Solution Providers Work Distributor Relationships To Trim Costs, Maintain Focus
July 05, 2001 2:56 PM ET
Kevin Murai has witnessed the birth of a new breed of solution provider/distributor relationship over the past year. In large part attributable to the current economic crisis, solution providers have begun to forge deeper, more trusting relationships with their distributors and are now looking to their two-tiered partners for services that can help them ward off ever-shrinking margins.
"Solution providers were initially skeptical about having their distributor partners get close to their customers," says Murai, executive vice president of Ingram Micro and president of the Santa Ana, Calif.-based distributor's U.S. operations. "But [recently], we've seen acceptance change 180 degrees."

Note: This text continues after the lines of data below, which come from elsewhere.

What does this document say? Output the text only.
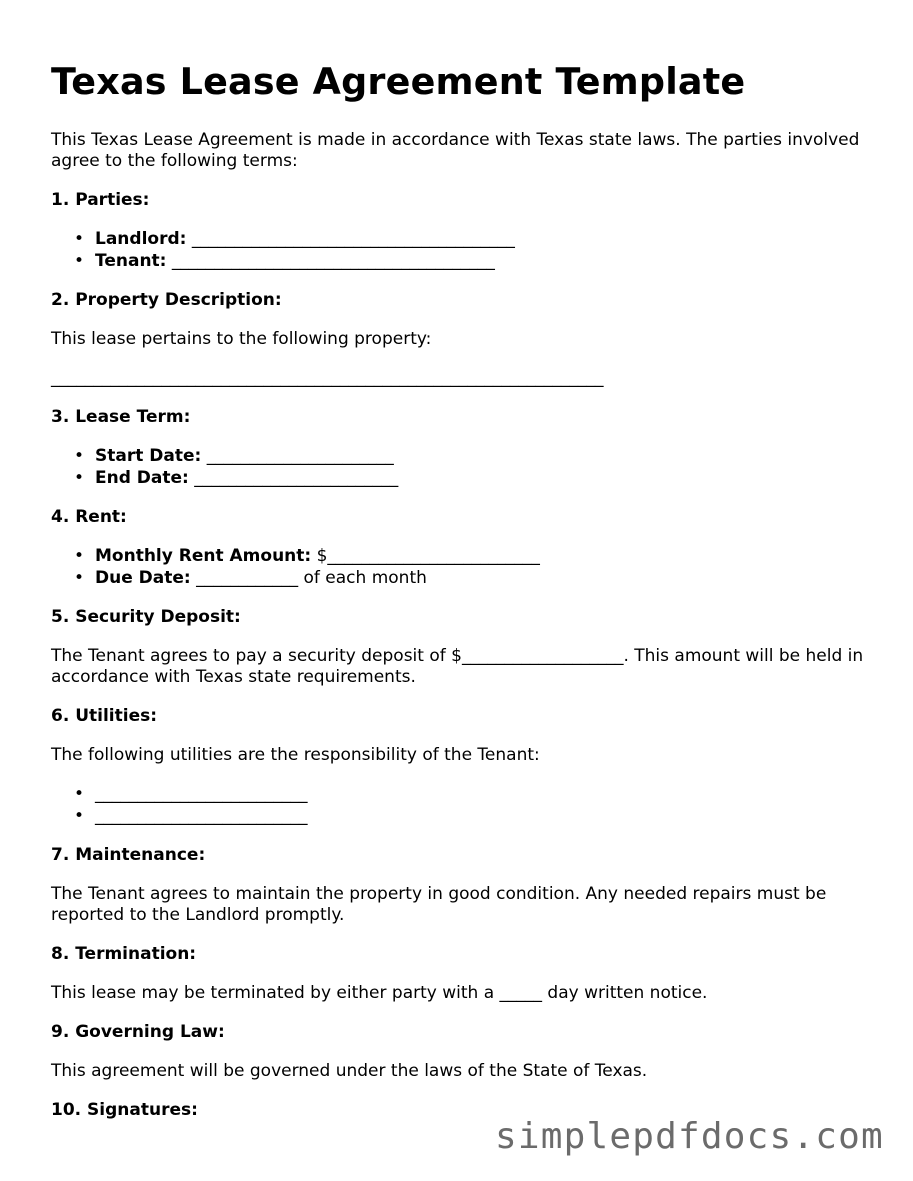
Texas Lease Agreement Template

This Texas Lease Agreement is made in accordance with Texas state laws. The parties involved agree to the following terms:

1. Parties:
• Landlord: ______________________________________
• Tenant: ______________________________________
2. Property Description:

This lease pertains to the following property:

_________________________________________________________________

3. Lease Term:
• Start Date: ______________________
• End Date: ________________________
4. Rent:
• Monthly Rent Amount: $_________________________
• Due Date: ____________ of each month
5. Security Deposit:

The Tenant agrees to pay a security deposit of $___________________. This amount will be held in accordance with Texas state requirements.

6. Utilities:

The following utilities are the responsibility of the Tenant:

• _________________________
• _________________________
7. Maintenance:

The Tenant agrees to maintain the property in good condition. Any needed repairs must be reported to the Landlord promptly.

8. Termination:

This lease may be terminated by either party with a _____ day written notice.

9. Governing Law:

This agreement will be governed under the laws of the State of Texas.

10. Signatures:
simplepdfdocs.com
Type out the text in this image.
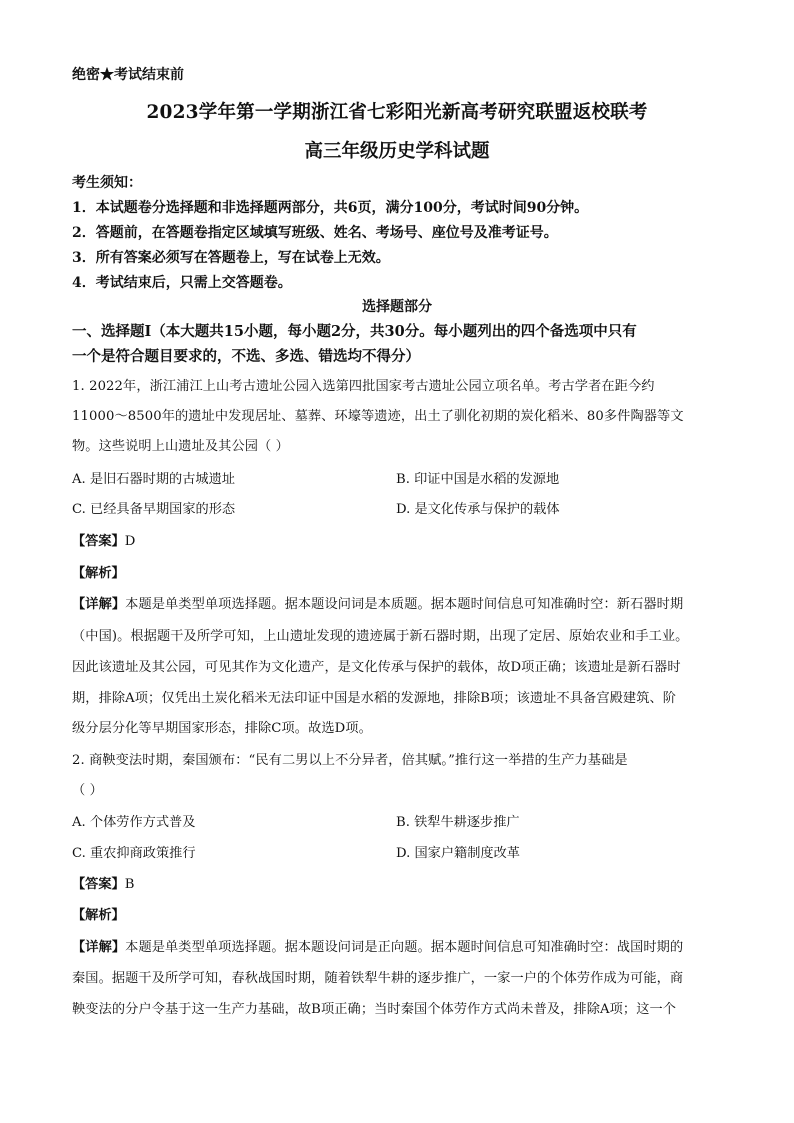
绝密★考试结束前
2023学年第一学期浙江省七彩阳光新高考研究联盟返校联考
高三年级历史学科试题
考生须知：
1．本试题卷分选择题和非选择题两部分，共6页，满分100分，考试时间90分钟。
2．答题前，在答题卷指定区域填写班级、姓名、考场号、座位号及准考证号。
3．所有答案必须写在答题卷上，写在试卷上无效。
4．考试结束后，只需上交答题卷。
选择题部分
一、选择题Ⅰ（本大题共15小题，每小题2分，共30分。每小题列出的四个备选项中只有
一个是符合题目要求的，不选、多选、错选均不得分）
1. 2022年，浙江浦江上山考古遗址公园入选第四批国家考古遗址公园立项名单。考古学者在距今约
11000～8500年的遗址中发现居址、墓葬、环壕等遗迹，出土了驯化初期的炭化稻米、80多件陶器等文
物。这些说明上山遗址及其公园（ ）
A. 是旧石器时期的古城遗址	B. 印证中国是水稻的发源地
C. 已经具备早期国家的形态	D. 是文化传承与保护的载体
【答案】D
【解析】
【详解】本题是单类型单项选择题。据本题设问词是本质题。据本题时间信息可知准确时空：新石器时期
（中国)。根据题干及所学可知，上山遗址发现的遗迹属于新石器时期，出现了定居、原始农业和手工业。
因此该遗址及其公园，可见其作为文化遗产，是文化传承与保护的载体，故D项正确；该遗址是新石器时
期，排除A项；仅凭出土炭化稻米无法印证中国是水稻的发源地，排除B项；该遗址不具备宫殿建筑、阶
级分层分化等早期国家形态，排除C项。故选D项。
2. 商鞅变法时期，秦国颁布：“民有二男以上不分异者，倍其赋。”推行这一举措的生产力基础是
（ ）
A. 个体劳作方式普及	B. 铁犁牛耕逐步推广
C. 重农抑商政策推行	D. 国家户籍制度改革
【答案】B
【解析】
【详解】本题是单类型单项选择题。据本题设问词是正向题。据本题时间信息可知准确时空：战国时期的
秦国。据题干及所学可知，春秋战国时期，随着铁犁牛耕的逐步推广，一家一户的个体劳作成为可能，商
鞅变法的分户令基于这一生产力基础，故B项正确；当时秦国个体劳作方式尚未普及，排除A项；这一个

For example, there has been a total turnaround in solution providers' acceptance of the agent model. In the agent model, a solution provider maintains the relationships with end customers, but never takes title to the products sold; the distributor passes products to customers, bills customers directly and pays solution providers a commission. The benefit? The solution provider doesn't tie up much-needed capital
in inventory.
Murai says solution providers want to pull costs out of their business models and focus on what they do best, such as consulting and integration services. "Why should they be using their working capital when they can use ours?" he points out.
Solution providers also want distributors to help them trim costs. As a result, a host of new distributor-offered outsourcing services, including creative financing options and software-hosting aggregation deals, have become popular.
In a slumping economy, distributors can absorb some of a solution provider's risk. Distributors, which post billions of dollars in annual revenue and tout efficient operating models, have the wherewithal to spread investment risks and limit solution-provider exposure in hard times, says Carol Miltner, CEO of the Global Technology Distribution Council, Santa Ana, Calif.
By off-loading back-end functions to distributors, Miltner says, solution providers can leverage the sheer size of their distributor partners. "The ability to convert fixed costs into variable costs is the most important thing," she says.
Of course, not everyone agrees with Miltner's rosy distributor position. Jim McKenna, principal at consulting company Technology Channels Group, Pleasanton, Calif., contends that solution providers actually tend to outsource less in a downward spiraling economy because they want to hold onto job functions to keep employees busy.
Either way, distributors say they're seeing a greater demand for financial services outsourcing and its next-generation agent model. In fact, Ingram Micro began beta testing the agent model earlier this year. "The VAR community is very receptive to this," Murai says. "It's going to grow very quickly."